Question

The horizontal and vertical displacements of a particle moving along a curved line are given by $x = 5t$ and $y = 2t^2 + t$ (here $x$ & $y$ are in m and $t$ is in s). Time after which its velocity vector makes an angle of $45^\circ$ with the horizontal is

• A. 0.5 s
• B. 1 s
• C. 2 s
• D. 1.5 s

Answer 1

Answer: (B)

1 s

Answer 2

To find the time when the velocity vector makes an angle of $45^\circ$ with the horizontal, we first need to determine the horizontal and vertical components of the velocity.

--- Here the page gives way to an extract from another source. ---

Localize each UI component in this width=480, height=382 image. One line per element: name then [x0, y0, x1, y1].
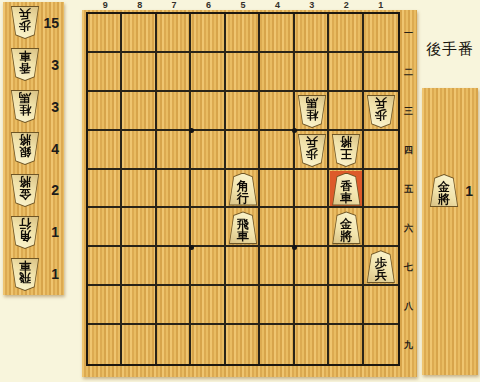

Given the horizontal displacement: $x = 5t$ m

The horizontal component of velocity ($v_x$) is the time derivative of $x$: $v_x = \frac{dx}{dt} = \frac{d}{dt}(5t) = 5 \, \text{m/s}$

Given the vertical displacement: $y = 2t^2 + t$ m

The vertical component of velocity ($v_y$) is the time derivative of $y$: $v_y = \frac{dy}{dt} = \frac{d}{dt}(2t^2 + t) = 4t + 1 \, \text{m/s}$

The velocity vector $\vec{v}$ can be written as $\vec{v} = v_x \hat{i} + v_y \hat{j}$. The angle $\theta$ that the velocity vector makes with the horizontal is given by: $\tan \theta = \frac{v_y}{v_x}$

We are given that the velocity vector makes an angle of $45^\circ$ with the horizontal, so $\theta = 45^\circ$. We know that $\tan 45^\circ = 1$.

Therefore, we can set up the equation: $1 = \frac{4t + 1}{5}$

Now, solve for $t$: $5 = 4t + 1$ $5 - 1 = 4t$ $4 = 4t$ $t = \frac{4}{4}$ $t = 1 \, \text{s}$

Thus, the time after which its velocity vector makes an angle of $45^\circ$ with the horizontal is 1 second.